Öğretmenlerin hakları gibi umutları da çalınmış durumda; yüzde 96’sı “gelecekten ümitli değilim” diyor. Öğretmenlerin yüzde 96’sı düşük maaş nedeniyle toplumdaki saygınlığının azaldığı görüşünde. Sınıfındaki her öğrenciye kendi evladı gibi yaklaşan
öğretmenlerin yüzde 97’sinin bütçesi kendi çocuklarının ihtiyacını gidermeye yetmiyor. Öğretmenlerin yüzde 65’i esnaf, yüzde 37’si şahıslara borçlu. Matematiğe aykırı biçimde öğretmenler için bir ay ortalama 30 gün değil bir yıl gibi geçiyor, ay sonu bir türlü gelmiyor, öğretmenlerin yüzde 72’si her ay borç alarak ayakta kalabiliyor.
Öğretmenlerin yarısından fazlası kredi kartının sadece asgari borcunu ödeyebiliyor. Buradan altını çiziyoruz: Eğitim emekçisinin, bu sorunları çözmek yerine öğretmene önlük giydirmeye çalışan, öğretmeni okuldan çıkarıp imamları sokmaya gayret eden, öğretmenlerin mesleki haklarını teslim etmek yerine o hakları keyfi kriterlere bağlayan, MEB’in raporlarında ortaya çıkan öğretmen açığı kadar bile öğretmen ataması yapmayan, protokol adı altında gerici yapıları eğitimin taşeronu haline getirenlerin boş sözlerine ihtiyacı yoktur. Yıllardır okullarımıza yardımcı personel ve memur ataması yapılmıyor. İŞ-KUR’dan sözde toplum yararına proje diyerek geçici çalışanlarla eğitim hizmetlerini çözmeye çalıştılar.
Çalışanların iş güvencesini ortadan kaldırarak, kadro hakkı engellenerek, nasıl bir toplum yararı sağlanmaktadır?
Görevde yükselme sınavı yaptınız yıllar sonra, ancak sınavı kazanan şef, sayman, memur ve şube müdürü arkadaşlarımızın atamasını aylardır yapmıyorsunuz?
Milli Eğitim Bakanlığının etkisiz yetkilileri, size sesleniyoruz, atama için fetva mı bekliyorsunuz? Görevinizi yapmayacaksanız o koltuklarda neden oturuyorsunuz?

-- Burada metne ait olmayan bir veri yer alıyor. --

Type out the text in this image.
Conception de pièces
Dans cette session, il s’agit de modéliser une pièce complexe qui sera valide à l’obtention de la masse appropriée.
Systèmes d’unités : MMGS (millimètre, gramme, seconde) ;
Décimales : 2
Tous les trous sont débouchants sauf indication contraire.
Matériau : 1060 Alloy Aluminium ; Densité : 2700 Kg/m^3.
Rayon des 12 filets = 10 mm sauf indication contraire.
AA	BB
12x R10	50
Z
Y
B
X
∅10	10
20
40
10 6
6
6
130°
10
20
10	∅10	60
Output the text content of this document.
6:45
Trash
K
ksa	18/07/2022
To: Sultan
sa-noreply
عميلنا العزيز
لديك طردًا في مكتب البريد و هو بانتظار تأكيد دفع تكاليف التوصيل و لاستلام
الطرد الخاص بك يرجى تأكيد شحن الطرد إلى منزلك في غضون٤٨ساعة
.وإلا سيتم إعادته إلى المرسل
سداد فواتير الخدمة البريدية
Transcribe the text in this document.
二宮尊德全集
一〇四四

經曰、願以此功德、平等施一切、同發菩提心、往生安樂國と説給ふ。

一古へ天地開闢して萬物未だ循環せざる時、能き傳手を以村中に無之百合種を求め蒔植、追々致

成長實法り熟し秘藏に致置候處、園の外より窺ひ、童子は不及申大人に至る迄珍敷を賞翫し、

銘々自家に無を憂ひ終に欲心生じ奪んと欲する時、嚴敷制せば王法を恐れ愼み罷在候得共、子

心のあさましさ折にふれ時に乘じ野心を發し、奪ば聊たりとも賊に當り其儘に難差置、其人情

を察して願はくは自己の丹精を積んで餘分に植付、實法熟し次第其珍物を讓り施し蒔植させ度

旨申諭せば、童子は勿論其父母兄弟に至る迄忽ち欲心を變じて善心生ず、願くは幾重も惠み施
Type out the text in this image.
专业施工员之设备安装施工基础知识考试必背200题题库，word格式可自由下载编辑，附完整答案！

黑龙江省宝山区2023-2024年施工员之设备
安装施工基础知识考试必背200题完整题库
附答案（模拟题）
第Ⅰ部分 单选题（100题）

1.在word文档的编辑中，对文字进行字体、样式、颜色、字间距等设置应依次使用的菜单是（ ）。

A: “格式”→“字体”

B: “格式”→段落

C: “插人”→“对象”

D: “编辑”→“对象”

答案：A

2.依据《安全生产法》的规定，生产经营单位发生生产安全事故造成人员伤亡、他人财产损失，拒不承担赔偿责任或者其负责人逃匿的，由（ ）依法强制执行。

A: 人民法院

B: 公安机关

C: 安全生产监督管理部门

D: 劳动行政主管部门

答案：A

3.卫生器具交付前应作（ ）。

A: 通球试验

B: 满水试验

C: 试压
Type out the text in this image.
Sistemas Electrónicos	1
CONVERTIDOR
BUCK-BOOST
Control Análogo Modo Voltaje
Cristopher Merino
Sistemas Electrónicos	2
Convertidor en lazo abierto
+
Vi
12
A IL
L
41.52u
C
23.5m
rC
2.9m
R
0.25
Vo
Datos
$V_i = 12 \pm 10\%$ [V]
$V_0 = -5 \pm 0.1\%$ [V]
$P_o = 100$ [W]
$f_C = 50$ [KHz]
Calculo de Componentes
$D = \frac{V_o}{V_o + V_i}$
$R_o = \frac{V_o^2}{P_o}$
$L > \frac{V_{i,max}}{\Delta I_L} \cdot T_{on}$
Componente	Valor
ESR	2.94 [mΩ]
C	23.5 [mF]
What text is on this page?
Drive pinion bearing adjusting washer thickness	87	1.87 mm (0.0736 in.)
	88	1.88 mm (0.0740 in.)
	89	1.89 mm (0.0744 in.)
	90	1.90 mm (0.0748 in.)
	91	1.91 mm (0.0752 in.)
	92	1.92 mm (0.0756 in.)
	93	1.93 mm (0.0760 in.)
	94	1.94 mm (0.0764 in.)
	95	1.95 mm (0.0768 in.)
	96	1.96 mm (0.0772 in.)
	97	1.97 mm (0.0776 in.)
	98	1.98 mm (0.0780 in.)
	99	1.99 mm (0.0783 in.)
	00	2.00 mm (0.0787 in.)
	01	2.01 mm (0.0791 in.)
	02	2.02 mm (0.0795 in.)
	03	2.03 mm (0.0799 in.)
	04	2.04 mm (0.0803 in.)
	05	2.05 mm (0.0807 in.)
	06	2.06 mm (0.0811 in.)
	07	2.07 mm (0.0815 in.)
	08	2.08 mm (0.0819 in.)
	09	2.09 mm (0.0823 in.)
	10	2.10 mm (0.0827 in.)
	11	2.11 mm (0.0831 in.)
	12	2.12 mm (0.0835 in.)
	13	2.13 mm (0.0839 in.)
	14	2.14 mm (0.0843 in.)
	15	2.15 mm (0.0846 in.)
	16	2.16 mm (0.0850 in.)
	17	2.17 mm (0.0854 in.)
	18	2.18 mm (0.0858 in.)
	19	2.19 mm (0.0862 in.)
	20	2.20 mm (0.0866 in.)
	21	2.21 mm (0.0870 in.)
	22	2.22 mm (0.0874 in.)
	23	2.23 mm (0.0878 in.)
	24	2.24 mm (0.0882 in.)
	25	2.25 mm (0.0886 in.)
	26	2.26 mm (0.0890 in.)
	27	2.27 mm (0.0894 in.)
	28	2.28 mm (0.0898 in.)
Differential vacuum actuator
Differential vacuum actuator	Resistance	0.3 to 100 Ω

Bu böyle gidemez! Dünyada başöğretmen unvanlı bir liderin kurduğu tek ülke olan Türkiye Cumhuriyeti’nde eğitim de eğitim emekçisi de bu kadar değersizleştirilemez!
Bu karanlıktan çıkış için taleplerimiz:
- İnsanlık onuruna yaraşır bir ücret alıp, insanca yaşamak istiyoruz!
- Eğitim çalışanları arasında ayrımcılık yaratacak uygulamalara son verilmesi istiyoruz!
- 1. Dereceye gelen tüm eğitim emekçilerine 3600 ek gösterge hakkı verilmelidir!
- Ücretli, sözleşmeli öğretmenliğe son verilmesini, kadrolu atama yapılmasını istiyoruz!
- Öğretmen ve yönetici atamaları başta olmak üzere tüm atamalarda mülakatın
- kaldırılmasını istiyoruz!
- Ek ders ücretlerimizin emekliliğe sayılmasını talep ediyoruz!
- Eğitim emekçilerinin köle değil geleceğin mimarları olduğunun idrak edilmesini istiyoruz!
- Sadece öğrencilerimiz ve kendimiz için değil ülkemizin geleceği için laik, bilimsel, adil ve
- kamusal eğitim istiyoruz!
- Eğitim kurumlarımızın personel ihtiyacının, hükümetin ekonomi ve eğitimde din eksenli
- politikaları ile değil nesnel ve bilimsel kriterlerle belirlenmesini talep ediyoruz!
- Yeterli sayıda yardımcı personel, memur istihdam edilmesini istiyoruz!
- Öğretmenlere ve eğitim çalışanlarına yönelik şiddetin önüne geçecek önlemler alınmasını talep ediyoruz!
- Her şeyden önemlisi meslek onurumuzu geri istiyoruz! Başöğretmenin eğitim neferleri olarak,
Eğitim-İş olarak yarın Ankara’da düzenleyeceğimiz büyük buluşmayla hep bir ağızdan bu gerçekleri haykıracak, ardından Anıtkabire yürüyerek saygımızı sunacağız. Eğitimin aynı zamanda ülkenin geleceği için hayati olduğunu hatırlatıyor, çocukları için iyi bir eğitim, ülkesi için parlak bir gelecek düşleyen tüm yurttaşları mücadelemize destek vermeye davet ediyoruz.
Öğretmenler Gününde bize vereceğiniz en büyük hediye, haklı kavgamıza omuz vermek; kendinize yapacağınız en büyük iyilik ülkenin eğitimine, geleceğine sahip çıkmaktır.